Second, short-term rentals reduce the proportion of residents in low-quality residential environments, as these apartments are more likely to be rented than self-occupied and are more suitable for temporary use than for permanent use. This finding confirms the theoretical result that quality is an important determining factor for the extent of displacement.
Conclusion
This paper studied how short-term rentals are changing average housing conditions and the composition of the population in the affected neighborhoods. We investigated the relation between Airbnb listings on the one hand and characteristics of the population and living conditions in the almost 450 planning areas of the city of Berlin (Germany) on the other. We demonstrated that, while in the suburbs, the share of low and medium quality units is negatively correlated with the probability of having Airbnb listings and the number of those listings close to the city center, the correlation is positive. In order to identify the causal effect of Airbnb listings on the affected neighborhoods, we not only used panel data but also used the spatial structure of listings in other European cities as instrumental variables. We showed that more offers for short-term use of housing via Airbnb increase the number of residents with long periods of residence and reduces the number of residents in low-quality residential environments. We did not find any effects on noise exposure, migrants, and foreigners.
Footnotes
Declaration of Conflicting Interests
The author(s) declared no potential conflicts of interest with respect to the research, authorship, and/or publication of this article.
Funding
The author(s) received no financial support for the research, authorship, and/or publication of this article.
Notes
Appendix
Effects on Persons With Migration Background.

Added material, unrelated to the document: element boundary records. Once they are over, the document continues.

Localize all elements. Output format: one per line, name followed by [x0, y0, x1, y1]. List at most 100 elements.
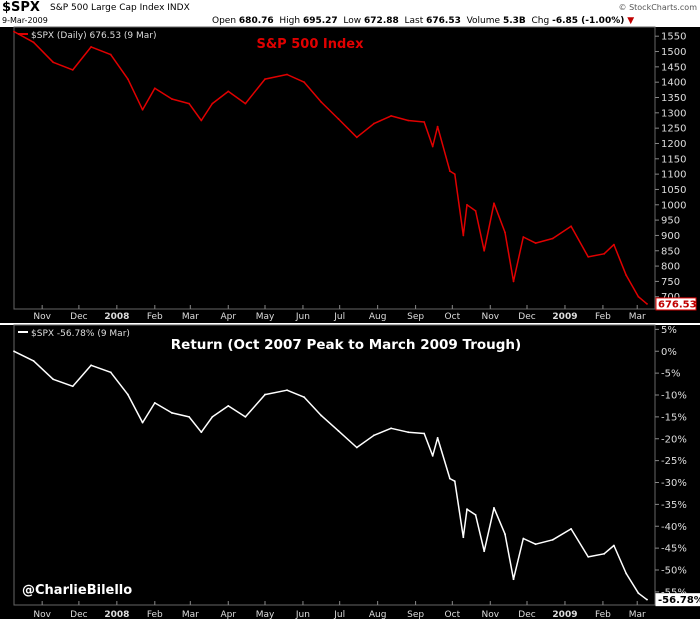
return-ytick-label: -40% — [661, 522, 687, 533]
ticker-symbol: $SPX — [2, 0, 40, 15]
return-data-point — [587, 555, 590, 558]
price-data-point — [474, 210, 477, 212]
return-ytick-label: -15% — [661, 412, 687, 423]
return-data-point — [373, 434, 375, 437]
return-xtick-label: Nov — [481, 610, 499, 620]
return-xtick-label: Apr — [220, 610, 236, 620]
price-ytick-label: 1400 — [661, 78, 686, 89]
price-data-point — [534, 242, 537, 244]
change-value: -6.85 (-1.00%) — [552, 16, 625, 26]
return-plot-background — [0, 325, 700, 605]
price-xtick-label: Jun — [295, 312, 310, 322]
return-xaxis-band — [0, 605, 700, 619]
return-last-value-label: -56.78% — [658, 595, 700, 606]
price-data-point — [436, 125, 439, 128]
return-data-point — [522, 537, 525, 540]
return-data-point — [512, 578, 515, 581]
price-data-point — [431, 145, 434, 148]
return-xtick-label: Jul — [333, 610, 345, 620]
price-data-point — [211, 102, 214, 105]
return-ytick-label: -10% — [661, 391, 687, 402]
price-data-point — [390, 114, 393, 117]
price-data-point — [407, 119, 410, 122]
return-data-point — [466, 508, 468, 511]
return-last-value-flag — [655, 593, 700, 607]
price-xaxis-band — [0, 309, 700, 323]
return-ytick-label: -20% — [661, 434, 687, 445]
price-data-point — [171, 98, 173, 100]
return-data-point — [390, 427, 393, 430]
return-xtick-label: 2008 — [104, 610, 129, 620]
price-data-point — [141, 108, 144, 111]
return-data-point — [71, 385, 74, 388]
price-ytick-label: 1300 — [661, 108, 686, 119]
price-data-point — [551, 237, 554, 240]
price-last-value-flag — [655, 297, 697, 311]
price-xtick-label: Oct — [445, 312, 461, 322]
return-data-point — [453, 480, 456, 483]
price-plot-background — [0, 27, 700, 309]
low-value: 672.88 — [364, 16, 399, 26]
chart-header: $SPX S&P 500 Large Cap Index INDX © Stoc… — [0, 0, 700, 26]
price-data-point — [453, 173, 456, 176]
return-series-line — [13, 350, 648, 601]
price-data-point — [200, 119, 203, 122]
return-data-point — [286, 389, 288, 392]
price-data-point — [570, 225, 572, 228]
return-data-point — [200, 431, 203, 434]
return-data-point — [303, 396, 306, 399]
price-data-point — [303, 81, 306, 84]
price-data-point — [188, 102, 190, 105]
return-data-point — [188, 415, 190, 418]
price-data-point — [613, 243, 615, 246]
price-ytick-label: 800 — [661, 262, 680, 273]
return-ytick-label: -45% — [661, 544, 687, 555]
return-data-point — [407, 431, 410, 434]
return-data-point — [493, 506, 495, 509]
price-ytick-label: 900 — [661, 231, 680, 242]
price-ytick-label: 1000 — [661, 200, 686, 211]
price-xtick-label: Feb — [595, 312, 611, 322]
price-data-point — [493, 202, 495, 205]
price-xtick-label: Aug — [369, 312, 387, 322]
index-name-text: S&P 500 Large Cap Index — [50, 3, 165, 13]
price-xtick-label: 2009 — [552, 312, 577, 322]
return-data-point — [244, 415, 247, 418]
down-arrow-icon: ▼ — [627, 16, 635, 26]
price-ytick-label: 750 — [661, 277, 680, 288]
return-data-point — [32, 359, 35, 362]
price-data-point — [423, 121, 426, 123]
return-ytick-label: -25% — [661, 456, 687, 467]
price-ytick-label: 1150 — [661, 154, 686, 165]
return-data-point — [504, 533, 506, 536]
price-data-point — [504, 231, 506, 234]
return-xtick-label: 2009 — [552, 610, 577, 620]
price-xtick-label: May — [256, 312, 275, 322]
return-data-point — [474, 513, 477, 516]
price-data-point — [126, 78, 129, 81]
price-xtick-label: 2008 — [104, 312, 129, 322]
price-xtick-label: Dec — [518, 312, 535, 322]
return-xtick-label: Nov — [33, 610, 51, 620]
return-xtick-label: May — [256, 610, 275, 620]
return-data-point — [337, 429, 340, 432]
price-ytick-label: 1450 — [661, 62, 686, 73]
exchange-label: INDX — [167, 3, 190, 13]
price-data-point — [355, 136, 358, 139]
volume-value: 5.3B — [502, 16, 526, 26]
return-data-point — [227, 405, 230, 407]
price-data-point — [466, 203, 468, 206]
price-data-point — [286, 73, 288, 76]
price-data-point — [625, 274, 628, 277]
price-panel: 7007508008509009501000105011001150120012… — [0, 26, 700, 323]
price-data-point — [13, 30, 15, 33]
price-data-point — [522, 236, 525, 238]
quote-date: 9-Mar-2009 — [2, 16, 48, 25]
return-data-point — [613, 544, 615, 547]
price-data-point — [109, 53, 112, 56]
price-data-point — [264, 78, 266, 81]
price-xtick-label: Nov — [481, 312, 499, 322]
price-ytick-label: 1250 — [661, 124, 686, 135]
return-data-point — [90, 364, 93, 367]
return-data-point — [211, 415, 214, 418]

| (1) | (2) | (3) | (4) | (5) | |
|---|---|---|---|---|---|
| Fe | Fe | IV1-FE | IV2-FE | IV3-FE | |
| Listings | 0.00000805 (0.0000277) | 0.0000296 (0.0000291) | −0.0000558 (0.0000963) | −0.0000153 (0.0000846) | −0.0000289 (0.0000934) |
| Constant | 0.313*** (0.000970) | 0.300*** (0.00148) | 0.315*** (0.00340) | 0.314*** (0.00303) | 0.314*** (0.00368) |
| Planning region FE | Yes | Yes | Yes | Yes | Yes |
| year FE | Yes | No | Yes | Yes | Yes |
| District-spec. Trends | No | Yes | No | No | No |
| N | 1776 | 1776 | 1776 | 1776 | 1776 |
| F | 143.6 | 64.78 | |||
| χ2 | 16,488.5 | 18,361.4 | 12,014.6 | ||
|
|
0.413 | 0.424 | 0.411 | 0.412 | 0.412 |
| First stage | |||||
| F excl. Instruments | 40.15 | 34.29 | 34.31 |
Dependent variable: share of persons with migration background.
IV1: Amsterdam, IV2: Amsterdam shift share, IV3: European cities shift share.
Standard errors, clustered at the planning region level, in parentheses, * p < 0.1, ** p < 0.05, *** p < 0.01.